Die Bayern und ihr verlorenes „Mia-san-mia“-Gefühl
Je ein Tor pro 30 Minuten. Und dann ein viertes in der 30-minütigen Verlängerung: Die Aufgabe, vor der die Bayern im Rückspiel des Champions-League-Semifinales am Dienstag stehen, klingt gar nicht so problematisch.
Ist sie aber. Denn es gibt ja auch noch einen Gegner. Und der ist der FC Barcelona, derzeit die offensivstärkste Elf der Welt. Das bewiesen die Katalanen nicht erst am Mittwoch beim 3:0-Hinspielsieg im Camp Nou.
In den jüngsten 29 Partien wurde nur einmal kein Tor geschossen, beim 0:1 im Februar in der Primera División gegen Málaga. Ein Auswärtstor von Barça in München, und die Bayern müssten schon fünf Treffer erzielen.
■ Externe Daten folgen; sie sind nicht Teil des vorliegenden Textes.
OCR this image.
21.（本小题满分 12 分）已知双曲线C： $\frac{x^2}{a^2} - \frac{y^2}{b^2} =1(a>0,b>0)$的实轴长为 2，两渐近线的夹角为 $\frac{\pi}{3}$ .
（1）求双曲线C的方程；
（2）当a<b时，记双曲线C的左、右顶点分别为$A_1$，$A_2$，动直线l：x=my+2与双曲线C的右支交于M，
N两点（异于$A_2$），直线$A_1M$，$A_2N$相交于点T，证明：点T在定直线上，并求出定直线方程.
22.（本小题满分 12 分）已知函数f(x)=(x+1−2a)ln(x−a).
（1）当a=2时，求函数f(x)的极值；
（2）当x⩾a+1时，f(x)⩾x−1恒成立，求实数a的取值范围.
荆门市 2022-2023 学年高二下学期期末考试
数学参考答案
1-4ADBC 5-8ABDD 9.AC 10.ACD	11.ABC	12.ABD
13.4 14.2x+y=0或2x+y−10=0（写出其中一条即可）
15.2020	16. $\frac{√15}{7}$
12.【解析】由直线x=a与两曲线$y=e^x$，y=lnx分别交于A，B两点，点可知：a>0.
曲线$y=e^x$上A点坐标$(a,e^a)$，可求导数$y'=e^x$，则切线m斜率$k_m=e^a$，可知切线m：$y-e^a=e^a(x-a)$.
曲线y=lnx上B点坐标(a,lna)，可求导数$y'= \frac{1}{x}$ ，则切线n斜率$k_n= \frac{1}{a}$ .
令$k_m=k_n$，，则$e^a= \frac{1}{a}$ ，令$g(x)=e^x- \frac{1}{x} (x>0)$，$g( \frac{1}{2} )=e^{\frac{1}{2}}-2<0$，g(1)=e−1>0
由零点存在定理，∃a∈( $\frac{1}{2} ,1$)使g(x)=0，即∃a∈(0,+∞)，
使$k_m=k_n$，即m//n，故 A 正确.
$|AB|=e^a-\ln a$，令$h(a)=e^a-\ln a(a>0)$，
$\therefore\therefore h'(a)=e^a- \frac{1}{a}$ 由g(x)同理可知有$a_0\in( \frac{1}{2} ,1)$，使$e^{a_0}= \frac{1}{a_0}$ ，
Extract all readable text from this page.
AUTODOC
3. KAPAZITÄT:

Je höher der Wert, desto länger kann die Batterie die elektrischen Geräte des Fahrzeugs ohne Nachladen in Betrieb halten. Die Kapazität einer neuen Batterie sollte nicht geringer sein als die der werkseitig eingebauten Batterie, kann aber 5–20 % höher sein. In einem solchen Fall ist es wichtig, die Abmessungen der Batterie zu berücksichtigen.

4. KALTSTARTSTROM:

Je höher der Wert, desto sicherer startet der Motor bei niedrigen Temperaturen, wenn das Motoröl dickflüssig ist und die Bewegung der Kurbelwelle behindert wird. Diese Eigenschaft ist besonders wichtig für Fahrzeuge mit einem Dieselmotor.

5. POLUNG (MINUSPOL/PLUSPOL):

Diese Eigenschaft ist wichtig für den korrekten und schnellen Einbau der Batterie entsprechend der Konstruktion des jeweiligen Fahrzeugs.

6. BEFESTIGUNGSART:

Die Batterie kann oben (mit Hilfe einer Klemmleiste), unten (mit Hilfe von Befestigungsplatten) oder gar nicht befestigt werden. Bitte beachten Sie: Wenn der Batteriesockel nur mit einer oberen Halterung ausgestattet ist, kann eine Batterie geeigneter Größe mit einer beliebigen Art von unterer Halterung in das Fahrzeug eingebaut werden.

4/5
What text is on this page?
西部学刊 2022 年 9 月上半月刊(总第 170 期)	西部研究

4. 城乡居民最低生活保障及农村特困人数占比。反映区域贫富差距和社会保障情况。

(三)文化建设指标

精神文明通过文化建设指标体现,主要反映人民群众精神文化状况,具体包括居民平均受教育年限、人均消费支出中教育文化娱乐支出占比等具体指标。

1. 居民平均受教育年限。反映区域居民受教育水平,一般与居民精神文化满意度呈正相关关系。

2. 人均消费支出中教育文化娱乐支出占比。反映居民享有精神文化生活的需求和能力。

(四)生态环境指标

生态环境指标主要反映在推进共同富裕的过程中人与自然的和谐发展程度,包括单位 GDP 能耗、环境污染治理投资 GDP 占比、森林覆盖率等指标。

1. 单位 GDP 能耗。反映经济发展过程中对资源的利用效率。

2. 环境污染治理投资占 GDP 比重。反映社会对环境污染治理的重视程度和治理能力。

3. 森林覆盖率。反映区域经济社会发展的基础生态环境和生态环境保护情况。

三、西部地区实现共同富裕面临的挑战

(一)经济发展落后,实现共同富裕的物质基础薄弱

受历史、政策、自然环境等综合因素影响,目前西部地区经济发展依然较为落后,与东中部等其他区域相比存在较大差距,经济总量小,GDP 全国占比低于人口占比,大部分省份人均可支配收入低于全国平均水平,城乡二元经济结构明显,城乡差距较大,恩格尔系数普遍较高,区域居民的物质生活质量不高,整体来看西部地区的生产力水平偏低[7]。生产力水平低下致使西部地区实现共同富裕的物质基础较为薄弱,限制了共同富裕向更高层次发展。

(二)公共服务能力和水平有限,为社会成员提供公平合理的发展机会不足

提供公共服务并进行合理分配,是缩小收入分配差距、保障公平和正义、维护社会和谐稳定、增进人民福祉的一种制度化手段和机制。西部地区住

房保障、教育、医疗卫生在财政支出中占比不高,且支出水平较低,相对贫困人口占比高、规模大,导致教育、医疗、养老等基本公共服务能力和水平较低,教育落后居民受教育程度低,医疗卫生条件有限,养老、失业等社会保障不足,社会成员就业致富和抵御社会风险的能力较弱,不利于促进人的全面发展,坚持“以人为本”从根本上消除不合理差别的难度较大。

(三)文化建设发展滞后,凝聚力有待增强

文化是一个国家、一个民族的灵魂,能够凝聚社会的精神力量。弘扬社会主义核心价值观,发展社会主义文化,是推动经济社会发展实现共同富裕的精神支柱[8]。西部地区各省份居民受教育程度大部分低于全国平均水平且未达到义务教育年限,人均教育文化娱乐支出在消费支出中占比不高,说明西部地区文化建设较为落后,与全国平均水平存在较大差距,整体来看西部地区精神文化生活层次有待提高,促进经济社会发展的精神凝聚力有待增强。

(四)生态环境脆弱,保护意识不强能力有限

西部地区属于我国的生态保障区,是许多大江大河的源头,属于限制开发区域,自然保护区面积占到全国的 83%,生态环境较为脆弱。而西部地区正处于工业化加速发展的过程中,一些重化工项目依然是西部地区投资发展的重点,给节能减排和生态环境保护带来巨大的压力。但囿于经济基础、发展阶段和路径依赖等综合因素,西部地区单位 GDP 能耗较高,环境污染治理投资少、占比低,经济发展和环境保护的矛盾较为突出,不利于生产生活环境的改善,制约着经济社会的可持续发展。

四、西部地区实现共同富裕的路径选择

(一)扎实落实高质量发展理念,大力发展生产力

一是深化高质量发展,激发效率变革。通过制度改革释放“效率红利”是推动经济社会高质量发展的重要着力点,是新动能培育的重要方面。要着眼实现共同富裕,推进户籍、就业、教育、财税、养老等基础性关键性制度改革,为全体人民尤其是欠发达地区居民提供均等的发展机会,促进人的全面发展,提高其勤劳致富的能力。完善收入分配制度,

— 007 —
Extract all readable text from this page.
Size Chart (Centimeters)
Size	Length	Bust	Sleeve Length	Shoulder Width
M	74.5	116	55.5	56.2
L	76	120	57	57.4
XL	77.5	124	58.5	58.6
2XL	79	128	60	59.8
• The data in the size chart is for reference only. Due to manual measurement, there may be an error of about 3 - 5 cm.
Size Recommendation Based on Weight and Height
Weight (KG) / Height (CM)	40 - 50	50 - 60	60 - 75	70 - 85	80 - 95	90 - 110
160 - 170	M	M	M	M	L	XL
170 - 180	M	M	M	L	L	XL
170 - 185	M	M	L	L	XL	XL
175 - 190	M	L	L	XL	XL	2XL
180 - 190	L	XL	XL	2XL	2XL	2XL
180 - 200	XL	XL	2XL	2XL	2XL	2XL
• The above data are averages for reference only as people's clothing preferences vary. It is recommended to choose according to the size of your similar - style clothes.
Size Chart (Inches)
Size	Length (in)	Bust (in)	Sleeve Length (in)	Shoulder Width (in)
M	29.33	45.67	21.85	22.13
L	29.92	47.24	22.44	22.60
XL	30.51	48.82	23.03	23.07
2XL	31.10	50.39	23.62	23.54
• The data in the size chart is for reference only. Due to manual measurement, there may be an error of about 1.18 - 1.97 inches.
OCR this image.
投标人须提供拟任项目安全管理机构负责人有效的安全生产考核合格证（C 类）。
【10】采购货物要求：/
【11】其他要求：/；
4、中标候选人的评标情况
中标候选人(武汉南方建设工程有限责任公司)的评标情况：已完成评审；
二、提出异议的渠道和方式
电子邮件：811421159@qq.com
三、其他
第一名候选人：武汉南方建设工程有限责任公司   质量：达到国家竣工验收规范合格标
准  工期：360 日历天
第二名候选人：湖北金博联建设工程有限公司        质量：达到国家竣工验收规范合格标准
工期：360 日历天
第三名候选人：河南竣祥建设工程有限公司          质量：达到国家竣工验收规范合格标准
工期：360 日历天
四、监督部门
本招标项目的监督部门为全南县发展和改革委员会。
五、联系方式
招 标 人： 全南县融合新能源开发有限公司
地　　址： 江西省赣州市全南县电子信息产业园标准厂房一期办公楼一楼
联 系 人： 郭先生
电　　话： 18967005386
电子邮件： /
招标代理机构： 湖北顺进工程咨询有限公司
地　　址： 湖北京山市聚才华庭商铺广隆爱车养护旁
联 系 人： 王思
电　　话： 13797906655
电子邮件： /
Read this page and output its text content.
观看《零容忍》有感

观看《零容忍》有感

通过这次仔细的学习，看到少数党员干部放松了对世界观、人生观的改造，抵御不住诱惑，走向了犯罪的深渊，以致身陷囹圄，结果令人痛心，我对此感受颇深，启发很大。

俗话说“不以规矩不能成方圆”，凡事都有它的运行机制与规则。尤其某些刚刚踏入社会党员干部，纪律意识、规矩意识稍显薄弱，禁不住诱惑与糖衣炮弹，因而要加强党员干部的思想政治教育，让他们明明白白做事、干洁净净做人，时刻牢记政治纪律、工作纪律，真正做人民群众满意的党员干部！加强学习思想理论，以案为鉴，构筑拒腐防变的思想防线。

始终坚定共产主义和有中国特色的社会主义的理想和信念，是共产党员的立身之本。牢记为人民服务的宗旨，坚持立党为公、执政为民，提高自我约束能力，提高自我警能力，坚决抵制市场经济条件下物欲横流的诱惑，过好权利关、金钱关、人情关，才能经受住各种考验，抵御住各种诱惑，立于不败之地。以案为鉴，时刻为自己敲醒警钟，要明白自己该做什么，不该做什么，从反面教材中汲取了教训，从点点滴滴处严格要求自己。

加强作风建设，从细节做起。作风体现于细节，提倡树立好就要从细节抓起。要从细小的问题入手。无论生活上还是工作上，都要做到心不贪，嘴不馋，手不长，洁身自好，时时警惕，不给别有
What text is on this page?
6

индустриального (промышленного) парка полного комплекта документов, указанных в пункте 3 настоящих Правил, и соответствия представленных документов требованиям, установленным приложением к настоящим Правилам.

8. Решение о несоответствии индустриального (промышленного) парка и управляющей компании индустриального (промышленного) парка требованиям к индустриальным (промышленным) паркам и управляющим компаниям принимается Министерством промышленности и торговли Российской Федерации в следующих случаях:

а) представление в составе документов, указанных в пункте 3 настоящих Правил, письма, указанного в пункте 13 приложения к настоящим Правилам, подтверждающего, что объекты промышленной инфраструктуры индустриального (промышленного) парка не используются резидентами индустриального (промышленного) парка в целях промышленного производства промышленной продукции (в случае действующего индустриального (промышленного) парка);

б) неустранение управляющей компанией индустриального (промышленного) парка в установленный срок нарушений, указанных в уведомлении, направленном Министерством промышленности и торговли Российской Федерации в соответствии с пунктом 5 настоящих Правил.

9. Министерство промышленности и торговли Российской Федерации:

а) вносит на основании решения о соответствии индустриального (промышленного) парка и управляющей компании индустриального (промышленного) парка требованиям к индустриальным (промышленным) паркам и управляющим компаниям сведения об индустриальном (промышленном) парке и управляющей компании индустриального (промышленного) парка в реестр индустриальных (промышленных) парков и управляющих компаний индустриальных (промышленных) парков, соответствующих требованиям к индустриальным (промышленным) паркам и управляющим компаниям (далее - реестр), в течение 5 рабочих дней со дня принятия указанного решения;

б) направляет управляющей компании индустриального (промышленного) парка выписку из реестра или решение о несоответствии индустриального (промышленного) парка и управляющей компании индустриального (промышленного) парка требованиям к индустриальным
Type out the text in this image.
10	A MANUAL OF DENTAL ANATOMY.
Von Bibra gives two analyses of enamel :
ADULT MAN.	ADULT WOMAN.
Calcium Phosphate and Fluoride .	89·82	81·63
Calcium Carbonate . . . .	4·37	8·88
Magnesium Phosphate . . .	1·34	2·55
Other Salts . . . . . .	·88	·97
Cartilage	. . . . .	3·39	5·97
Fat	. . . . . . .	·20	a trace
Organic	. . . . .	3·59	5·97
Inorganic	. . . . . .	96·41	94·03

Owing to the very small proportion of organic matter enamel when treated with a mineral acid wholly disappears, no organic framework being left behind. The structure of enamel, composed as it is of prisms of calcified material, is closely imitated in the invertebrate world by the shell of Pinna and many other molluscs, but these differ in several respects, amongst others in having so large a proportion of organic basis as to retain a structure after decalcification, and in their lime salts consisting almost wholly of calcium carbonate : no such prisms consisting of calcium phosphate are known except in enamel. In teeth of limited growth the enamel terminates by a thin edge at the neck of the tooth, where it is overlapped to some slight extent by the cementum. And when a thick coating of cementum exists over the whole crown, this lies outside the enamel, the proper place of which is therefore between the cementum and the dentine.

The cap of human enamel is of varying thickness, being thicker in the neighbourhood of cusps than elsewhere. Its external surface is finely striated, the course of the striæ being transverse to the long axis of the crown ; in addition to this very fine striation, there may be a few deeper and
Im Viertelfinale hatten die Münchner das Hinspiel beim FC Porto ebenfalls verloren. Nach dem 1:3 war die typische bayrische „Mia-sanmia“-Mentalität allgegenwärtig, wurde vermittelt, dass man diesen Rückstand wettmachen könne und werde. Und das gelang ja auch mit einem 6:1 eindrucksvoll.
Von diesem Selbstverständnis war nach dem 0:3 in Barcelona aber nichts zu spüren. Nur die Hoffnung auf ein „kleines Fußballwunder“, wie Thomas Müller meinte, ist geblieben. Denn: „Es gehört schon viel dazu, dass man Barcelona mit drei Toren schlägt“, fügte Manuel Neuer hinzu. „Wir sind an unsere Grenzen gestoßen. Jetzt müssen wir uns erst einmal schütteln“, sagte Sportvorstand Matthias Sammer.
Das 0:3 in Barcelona war die dritte Pflichtspielnieder- lage in Serie. Das ist den Bayern zuletzt vor vier Jahren passiert. Kurz danach wurde der damalige Trainer Louis van Gaal beurlaubt.
Pep Guardiola wird dies erspart bleiben. Denn die Champions-League-Qualifikation, die 2011 in Gefahr geraten war, ist längst fix.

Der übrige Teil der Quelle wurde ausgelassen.